Tentamos quebrar esse tabu para que as pessoas se sintam normalmente integradas. Acho que o estigma já teve uma dimensão maior! Na minha experiência nunca fui confrontada com nenhuma situação de rejeição extrema.
Ao tomar conhecimento de que está infectada, a pessoa fica a saber que é para a vida e tem que aceitar a doença para si e para os outros... Na forma como se vai ver na sua circunstância, na sua vida e nas relações com as pessoas que fazem parte do seu mundo! Há todo um processo de aceitação da doença.
E um compromisso na responsabilidade que o portador do VIH passa a ter na sua relação com os outros?
RA - Quando fazemos o diagnóstico de uma DST, uma das premissas da consulta é a sensibilização da pessoa para o conhecimento da infecção que ela tem e para a necessidade do rastreio dos contactos de risco. A pessoa deve sensibilizar aqueles com quem terá mantido um contacto de risco para fazerem um rastreio.
O verão aumenta a probabilidade de contactos de risco de DST?
RA - Arrisco a dizer que o verão já não é a altura do ano mais propícia a que isso aconteça. É inevitável que a mobilidade, o aumento da circulação de pessoas... As práticas sociais mudaram e quando têm comportamentos de risco também sabem que podem recorrer aos serviços de saúde, fazem rastreios na comunidade com mais regularidade e isso faz com que seja possível identificar mais casos. A probabilidade é um pouco transversal ao longo do ano, porque somos cidadãos do mundo.

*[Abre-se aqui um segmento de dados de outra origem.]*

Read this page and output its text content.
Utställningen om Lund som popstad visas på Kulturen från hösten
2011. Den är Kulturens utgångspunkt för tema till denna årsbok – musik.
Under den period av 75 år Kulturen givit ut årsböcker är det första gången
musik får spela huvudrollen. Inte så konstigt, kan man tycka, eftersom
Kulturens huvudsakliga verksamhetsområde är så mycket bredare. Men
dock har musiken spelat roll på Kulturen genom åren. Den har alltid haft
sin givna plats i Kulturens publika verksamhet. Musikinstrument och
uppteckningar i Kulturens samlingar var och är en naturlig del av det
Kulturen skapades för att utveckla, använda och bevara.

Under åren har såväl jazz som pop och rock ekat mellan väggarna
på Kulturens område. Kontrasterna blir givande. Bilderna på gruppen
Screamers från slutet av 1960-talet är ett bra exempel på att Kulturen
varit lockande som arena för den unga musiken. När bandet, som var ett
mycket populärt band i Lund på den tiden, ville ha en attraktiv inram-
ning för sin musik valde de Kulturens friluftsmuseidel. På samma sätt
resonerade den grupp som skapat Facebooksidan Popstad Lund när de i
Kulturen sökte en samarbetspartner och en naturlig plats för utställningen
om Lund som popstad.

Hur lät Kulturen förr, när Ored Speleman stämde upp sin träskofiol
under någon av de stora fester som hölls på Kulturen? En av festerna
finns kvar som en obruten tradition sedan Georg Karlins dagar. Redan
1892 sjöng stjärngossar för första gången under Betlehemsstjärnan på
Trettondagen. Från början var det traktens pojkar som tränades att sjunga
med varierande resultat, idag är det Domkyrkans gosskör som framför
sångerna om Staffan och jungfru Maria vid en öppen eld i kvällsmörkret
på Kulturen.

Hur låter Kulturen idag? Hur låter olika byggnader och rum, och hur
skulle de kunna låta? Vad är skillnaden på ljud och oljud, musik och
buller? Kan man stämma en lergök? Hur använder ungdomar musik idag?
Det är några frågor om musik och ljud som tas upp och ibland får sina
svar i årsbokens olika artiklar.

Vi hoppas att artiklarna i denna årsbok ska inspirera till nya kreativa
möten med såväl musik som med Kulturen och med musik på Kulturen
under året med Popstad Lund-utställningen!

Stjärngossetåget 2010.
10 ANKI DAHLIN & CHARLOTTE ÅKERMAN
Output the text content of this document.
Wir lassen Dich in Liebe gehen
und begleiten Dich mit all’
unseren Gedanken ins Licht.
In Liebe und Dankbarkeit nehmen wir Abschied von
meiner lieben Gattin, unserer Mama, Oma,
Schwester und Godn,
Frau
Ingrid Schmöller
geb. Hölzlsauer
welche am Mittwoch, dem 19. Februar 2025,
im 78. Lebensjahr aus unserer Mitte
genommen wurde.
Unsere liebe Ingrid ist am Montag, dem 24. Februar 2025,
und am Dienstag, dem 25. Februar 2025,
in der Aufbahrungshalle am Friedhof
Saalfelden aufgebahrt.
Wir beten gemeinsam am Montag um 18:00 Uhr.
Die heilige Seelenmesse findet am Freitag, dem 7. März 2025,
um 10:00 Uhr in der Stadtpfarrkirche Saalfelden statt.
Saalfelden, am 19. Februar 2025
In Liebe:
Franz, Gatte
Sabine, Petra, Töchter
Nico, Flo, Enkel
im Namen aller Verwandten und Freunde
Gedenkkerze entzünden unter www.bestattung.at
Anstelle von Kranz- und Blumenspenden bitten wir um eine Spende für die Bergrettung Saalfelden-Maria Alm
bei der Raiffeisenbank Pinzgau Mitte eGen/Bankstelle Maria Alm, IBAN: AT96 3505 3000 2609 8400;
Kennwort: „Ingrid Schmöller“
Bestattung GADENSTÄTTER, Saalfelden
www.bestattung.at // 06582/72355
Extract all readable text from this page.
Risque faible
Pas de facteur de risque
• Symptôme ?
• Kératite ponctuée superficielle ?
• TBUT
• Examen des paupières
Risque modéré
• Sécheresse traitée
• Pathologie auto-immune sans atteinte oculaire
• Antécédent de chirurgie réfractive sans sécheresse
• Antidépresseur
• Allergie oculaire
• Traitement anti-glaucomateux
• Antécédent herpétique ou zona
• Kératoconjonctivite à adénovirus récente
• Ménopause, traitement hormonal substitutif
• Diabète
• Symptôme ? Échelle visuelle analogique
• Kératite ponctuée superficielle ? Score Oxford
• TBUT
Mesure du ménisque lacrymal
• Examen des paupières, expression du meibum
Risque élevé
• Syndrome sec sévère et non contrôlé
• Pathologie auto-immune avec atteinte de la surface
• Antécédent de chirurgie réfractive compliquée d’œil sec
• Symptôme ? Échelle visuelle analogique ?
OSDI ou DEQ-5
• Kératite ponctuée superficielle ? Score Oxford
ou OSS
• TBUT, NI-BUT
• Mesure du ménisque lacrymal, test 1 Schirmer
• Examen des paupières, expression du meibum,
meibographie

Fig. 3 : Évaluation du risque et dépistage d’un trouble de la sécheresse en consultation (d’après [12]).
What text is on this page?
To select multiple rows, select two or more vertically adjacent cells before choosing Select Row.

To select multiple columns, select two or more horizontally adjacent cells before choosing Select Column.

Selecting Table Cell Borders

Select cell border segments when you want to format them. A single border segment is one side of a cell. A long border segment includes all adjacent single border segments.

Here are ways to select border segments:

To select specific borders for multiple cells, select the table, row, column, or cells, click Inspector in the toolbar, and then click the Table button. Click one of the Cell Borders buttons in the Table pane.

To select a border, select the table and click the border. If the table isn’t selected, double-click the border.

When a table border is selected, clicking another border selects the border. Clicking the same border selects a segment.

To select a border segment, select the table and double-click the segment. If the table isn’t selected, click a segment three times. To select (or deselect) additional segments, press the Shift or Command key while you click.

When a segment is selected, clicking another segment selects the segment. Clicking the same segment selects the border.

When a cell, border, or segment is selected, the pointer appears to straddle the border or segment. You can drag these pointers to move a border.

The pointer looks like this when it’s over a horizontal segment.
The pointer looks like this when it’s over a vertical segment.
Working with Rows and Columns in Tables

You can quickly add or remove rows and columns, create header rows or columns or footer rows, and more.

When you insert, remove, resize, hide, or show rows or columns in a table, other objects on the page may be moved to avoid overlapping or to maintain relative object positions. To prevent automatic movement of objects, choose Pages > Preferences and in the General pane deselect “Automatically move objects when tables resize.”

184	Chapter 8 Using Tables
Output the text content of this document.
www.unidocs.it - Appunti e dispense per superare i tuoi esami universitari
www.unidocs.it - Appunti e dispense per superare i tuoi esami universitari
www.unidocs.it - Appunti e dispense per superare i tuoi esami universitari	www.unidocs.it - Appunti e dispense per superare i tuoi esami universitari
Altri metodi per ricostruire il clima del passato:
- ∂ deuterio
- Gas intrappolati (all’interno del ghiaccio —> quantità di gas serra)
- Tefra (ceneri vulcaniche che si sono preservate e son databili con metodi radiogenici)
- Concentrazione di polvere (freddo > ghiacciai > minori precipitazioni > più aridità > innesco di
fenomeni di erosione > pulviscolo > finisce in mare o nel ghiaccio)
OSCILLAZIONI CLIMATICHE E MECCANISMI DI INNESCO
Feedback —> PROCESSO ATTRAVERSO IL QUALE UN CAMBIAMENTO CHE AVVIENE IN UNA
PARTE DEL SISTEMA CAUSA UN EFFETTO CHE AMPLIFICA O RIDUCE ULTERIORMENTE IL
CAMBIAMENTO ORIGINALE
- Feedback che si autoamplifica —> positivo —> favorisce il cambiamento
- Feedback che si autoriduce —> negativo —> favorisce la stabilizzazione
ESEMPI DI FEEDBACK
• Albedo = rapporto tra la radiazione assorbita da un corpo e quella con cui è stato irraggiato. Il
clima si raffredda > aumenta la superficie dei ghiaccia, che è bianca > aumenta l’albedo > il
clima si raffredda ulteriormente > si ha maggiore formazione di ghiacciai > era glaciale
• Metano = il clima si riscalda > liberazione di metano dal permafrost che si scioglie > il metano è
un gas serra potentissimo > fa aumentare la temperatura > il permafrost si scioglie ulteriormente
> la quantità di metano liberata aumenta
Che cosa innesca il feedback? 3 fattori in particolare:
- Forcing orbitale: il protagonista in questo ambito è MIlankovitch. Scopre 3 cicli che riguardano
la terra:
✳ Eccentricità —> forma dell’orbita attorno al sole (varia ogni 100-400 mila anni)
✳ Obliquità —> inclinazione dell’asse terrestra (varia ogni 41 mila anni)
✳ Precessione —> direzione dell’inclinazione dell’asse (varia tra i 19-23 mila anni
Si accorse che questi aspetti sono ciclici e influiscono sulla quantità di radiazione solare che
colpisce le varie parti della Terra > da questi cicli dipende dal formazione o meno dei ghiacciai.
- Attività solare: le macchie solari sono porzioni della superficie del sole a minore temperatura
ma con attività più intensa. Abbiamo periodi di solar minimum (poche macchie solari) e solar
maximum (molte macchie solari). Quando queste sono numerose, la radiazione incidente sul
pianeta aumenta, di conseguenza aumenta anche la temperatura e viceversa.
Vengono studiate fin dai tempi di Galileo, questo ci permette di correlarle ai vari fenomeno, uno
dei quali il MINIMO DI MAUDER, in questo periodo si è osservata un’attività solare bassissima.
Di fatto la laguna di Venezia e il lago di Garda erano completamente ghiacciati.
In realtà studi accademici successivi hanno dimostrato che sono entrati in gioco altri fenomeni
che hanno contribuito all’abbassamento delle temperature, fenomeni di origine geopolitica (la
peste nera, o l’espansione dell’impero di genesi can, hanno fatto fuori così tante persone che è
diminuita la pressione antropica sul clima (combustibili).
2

O uso de preservativo nos contactos sexuais é o comportamento que poderá travar esse risco?
RA - A base da prevenção das DST é a utilização do preservativo, embora outras medidas também sejam importantes como o tipo de práticas sexuais, porque os comportamentos têm mudado ao longo do tempo e há uma maior desinibição associada a essas práticas! Porém, a utilização do preservativo é a forma mais segura e eficaz de evitar a transmissão de infecções sexuais. No caso do VIH, há a medicação que se a pessoa cumprir não transmite esse vírus. Para as outras não temos essa forma de o fazer. Podemos tratar pontualmente, mas não evitar uma reinfecção e a assim a transmissão através do contacto com os doentes.
As DST são apenas uma parte do grande conjunto de doenças infecciosas?
RA - Na nossa consulta de doenças infecciosas, seguimos pacientes com outras doenças que não as sexualmente transmissíveis. Ao nível internamento ou urgência, falar de doenças infecciosas é um mundo... Porque uma infecção urinária é um diagnóstico muito comum, as pneumonias, as endocardites, infecções do sistema nervoso central... São doenças infecciosas que tratamos em larga escala diariamente no nosso Hospital.